Online Courses Need to Be Inclusive
I teach online, and my students have to navigate my courses in the same way they navigate a building. There are parallel requirements between physical structures and digital ones, but the goal of both is to become barrier free. According to the National Center for Education Statistics, 11% of undergraduates have a disability. Coupled with the fact that the number of students who have taken at least one online course has increased five-fold over the past 15 years and the rate of increase is much faster than the increase in face-to-face settings, you can perhaps see the need to create inclusive online courses.
But in digital communication, those barriers are not so evident, and in order to comply with sections 504, 508 of the ADA and the WCAG 2.0 rules regarding digital communication, institutions of higher learning are required to make digital communication accessible. It takes a network of people from course designers, IT people, Disabilities Services, ADA compliance personnel to the institution’s leadership in order to create digital content that is inclusive.
Universal Design for Learning and Accessibility
UDL or universal design for learning is derived from architectural design: the goals of both are to make buildings or in this case digital properties accessible to all. When it comes to UDL, the goal is to accommodate all learners, disabled or not. So, how do you create a website or digital content that accommodates people who may be colorblind? How do you design a page so that one can maneuver through it without a mouse, as some people do not have the physical capability to manipulate a mouse? How do you write documents that can be read by a screen reader? And, what about captioning videos? All of these take an extra step—a conscious effort—on the part of those people involved in designing materials to be conveyed through digital platforms.
Who Should Take the Lead?
One 2015 study of administrators reported that many faculty member have gone “rogue” by not meeting compliance requirements for accessibility for online courses.

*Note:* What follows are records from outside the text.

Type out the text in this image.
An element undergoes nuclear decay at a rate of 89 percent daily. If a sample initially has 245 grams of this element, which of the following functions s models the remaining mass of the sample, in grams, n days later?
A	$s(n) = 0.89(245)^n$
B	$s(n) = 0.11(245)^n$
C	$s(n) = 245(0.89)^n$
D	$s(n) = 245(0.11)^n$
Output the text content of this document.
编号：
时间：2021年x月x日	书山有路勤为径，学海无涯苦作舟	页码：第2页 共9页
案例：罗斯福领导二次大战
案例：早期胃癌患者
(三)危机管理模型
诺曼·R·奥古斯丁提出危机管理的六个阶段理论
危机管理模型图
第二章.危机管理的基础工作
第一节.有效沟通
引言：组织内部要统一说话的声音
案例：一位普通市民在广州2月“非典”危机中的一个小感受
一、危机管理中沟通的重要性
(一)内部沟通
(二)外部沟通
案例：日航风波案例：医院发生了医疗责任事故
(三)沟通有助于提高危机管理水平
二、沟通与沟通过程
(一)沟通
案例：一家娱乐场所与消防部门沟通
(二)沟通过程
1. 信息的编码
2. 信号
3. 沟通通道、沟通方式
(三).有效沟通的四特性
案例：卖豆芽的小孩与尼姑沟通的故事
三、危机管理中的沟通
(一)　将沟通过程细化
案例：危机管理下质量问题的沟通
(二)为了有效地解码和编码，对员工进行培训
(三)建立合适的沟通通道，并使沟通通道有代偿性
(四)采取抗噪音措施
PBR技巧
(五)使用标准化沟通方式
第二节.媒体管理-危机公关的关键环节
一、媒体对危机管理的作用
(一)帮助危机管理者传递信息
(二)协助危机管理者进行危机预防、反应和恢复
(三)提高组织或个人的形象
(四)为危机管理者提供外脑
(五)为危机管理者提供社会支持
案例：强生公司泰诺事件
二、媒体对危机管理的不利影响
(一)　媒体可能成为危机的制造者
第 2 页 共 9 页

But it may not just be the contrary nature of faculty that prevents them from making their online courses compliant, as I noted in a recent blog post, Who Should Be Responsible for Accessibility in Online Courses? That post included a brief survey of faculty. The non-scientific results were that the answer isn’t very clear. While the majority of faculty I surveyed said it was their responsibility, almost the same number thought that technology services was responsible and many thought it was the responsibility of disability services to make online courses accessible. In that post, I advocated that faculty should view their responsibility not just as a legal responsibility, but as a moral one, with the end goal of making online courses inclusive for all students.
Planning Strategically for Online Courses
To achieve that goal, it’s necessary to engage in training and reinforcement over time. One approach that Dr. Elliot King and I refer to in our forthcoming book, Strategic Planning for Online Education Programs, is referred to as planning from the middle. Whether as an individual, committee or department, strategic planning, or rather planning strategically, can be accomplished through a systematic approach that identifies stakeholders, analyzes the situation to determine the opportunities and actively “works” a plan while encouraging others to form a larger network and engage in educating ourselves about how to best go about creating inclusive online classes based on UDL principles and accessibility standards.
Faculty are in the position to facilitate change, as they are in the best position to create a network of strategic partnerships. Ultimately, changing the culture of teaching is not about compensating faculty financially. Rather, adopting UDL and accessibility into online classes is ultimately a function of having the time to learn how to implement new teaching practices. The power of the 21st Century instructor is not just in the information conveyed, but in the opportunities they provide for all students to learn how to learn, solve problems and apply what they are learning in meaningful ways. Planning strategically is one way that institutions of higher learning can achieve the goal of inclusiveness in their online courses.